Con il minirugby inizia una vera e propria scuola di vita.
- Quale impegno fisico deve sostenere un giovane che pratica il rugby?
L’impegno cardiovascolare è identico a quello degl’altri sport di squadra, la differenza è legata all’abitudine al contatto fisico, indubbiamente il piccolo atleta deve essere in buone condizioni generali e soprattutto deve avere un’integrità dell’apparato muscolo tendineo ed osteoarticolare, naturalmente gli impegni di tale apparato sono diversi a seconda dell’età del praticante, ovviamente il bambino più piccolo incontrerà pari età e l’impatto sarà proporzionato. La preparazione fisica del giovane atleta deve essere impostata, come tutti gli sport di squadra ad impegnare l’apparato cardiovascolare, l’apparto osteoarticolare e muscolo-tendineo. Il bambino che pratica rugby deve essere in grado di correre, spingere, saltare, e deve avere una buona destrezza per scartare gli avversari.
Tratto dall'articolo Perché giocare a Rugby del Dott. Marco Cappa (Dipartimento di Medicina Pediatrica, Ospedale Bambino Gesù)
- Cos’è il rugby per un bambino?
- Una delle più belle definizioni che ho mai letto sul rugby è quella riportata sul libro di M. Pastonesi e E. Pessina “il rugby è una partita di scacchi giocata in velocità” (Anonimo, p.7). Si, ma per un bambino di sei anni? E’ vero, per un bambino di sei anni la cosa si complica ancora di più perché a muoversi, non sono i semplici alfieri o i coraggiosi pedoni della scacchiera che potremmo metaforicamente accostare alle abilità e alle strategie tattiche di un adulto, per lui a muoversi sono le emozioni!

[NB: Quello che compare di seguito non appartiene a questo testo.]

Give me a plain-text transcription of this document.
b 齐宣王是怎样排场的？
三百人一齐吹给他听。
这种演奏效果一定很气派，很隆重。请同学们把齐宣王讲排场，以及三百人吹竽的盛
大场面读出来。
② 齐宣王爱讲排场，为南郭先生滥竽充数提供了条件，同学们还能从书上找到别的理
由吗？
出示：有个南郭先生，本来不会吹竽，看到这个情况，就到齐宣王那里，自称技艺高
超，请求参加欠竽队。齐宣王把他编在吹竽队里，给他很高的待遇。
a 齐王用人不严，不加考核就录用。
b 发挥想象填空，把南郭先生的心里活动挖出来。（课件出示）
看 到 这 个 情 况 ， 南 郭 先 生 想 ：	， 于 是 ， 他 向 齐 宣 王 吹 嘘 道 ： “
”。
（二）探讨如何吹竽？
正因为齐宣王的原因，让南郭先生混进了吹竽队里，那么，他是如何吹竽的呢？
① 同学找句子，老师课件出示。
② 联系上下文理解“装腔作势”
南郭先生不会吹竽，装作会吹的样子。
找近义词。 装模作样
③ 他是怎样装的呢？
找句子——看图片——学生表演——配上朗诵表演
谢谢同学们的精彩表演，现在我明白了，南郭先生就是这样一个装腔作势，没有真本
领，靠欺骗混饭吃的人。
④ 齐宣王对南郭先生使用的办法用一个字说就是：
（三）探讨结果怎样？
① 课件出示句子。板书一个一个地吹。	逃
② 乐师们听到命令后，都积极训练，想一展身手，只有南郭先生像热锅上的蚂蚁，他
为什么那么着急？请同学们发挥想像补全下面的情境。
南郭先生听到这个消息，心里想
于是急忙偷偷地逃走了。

Nel rugby il bambino incontra se stesso attraverso il gioco dell’altro. Un rapporto che si rilanciano gesto dopo gesto, passaggio dopo passaggio in una continua oscillazione tra coesione e frammentazione. Il bambino incomincia a fare del proprio Sé un’esperienza emotiva condivisa nel gruppo dei pari. Il gioco corale accompagna le fasi della sua crescita psicofisica aiutandolo a condividere l’oggetto sé con, e attraverso, l’altro. In un rapporto di relazione dove ci si definisce come individui e ci si delimita rispetto all’altro, in cui cioè le differenze sono la ricchezza stessa del gruppo e di noi che ne facciamo parte. E’ attraverso il gesto del passaggio, della condivisione, della partecipazione gruppale per uno stesso fine che il bambino sente che può superare la sua individualità per una dimensione più sociale. “Dal narcisismo al socialismo” diceva un noto studioso britannico di nome W. R. Bion, anche lui, peraltro ex giocatore di rugby, nella prima metà del secolo scorso. E’ proprio questo il passaggio difficile che il bambino dovrà affrontare; un gruppo è uno spazio emotivo capace di accogliere e trasformare le ansie del cambiamento.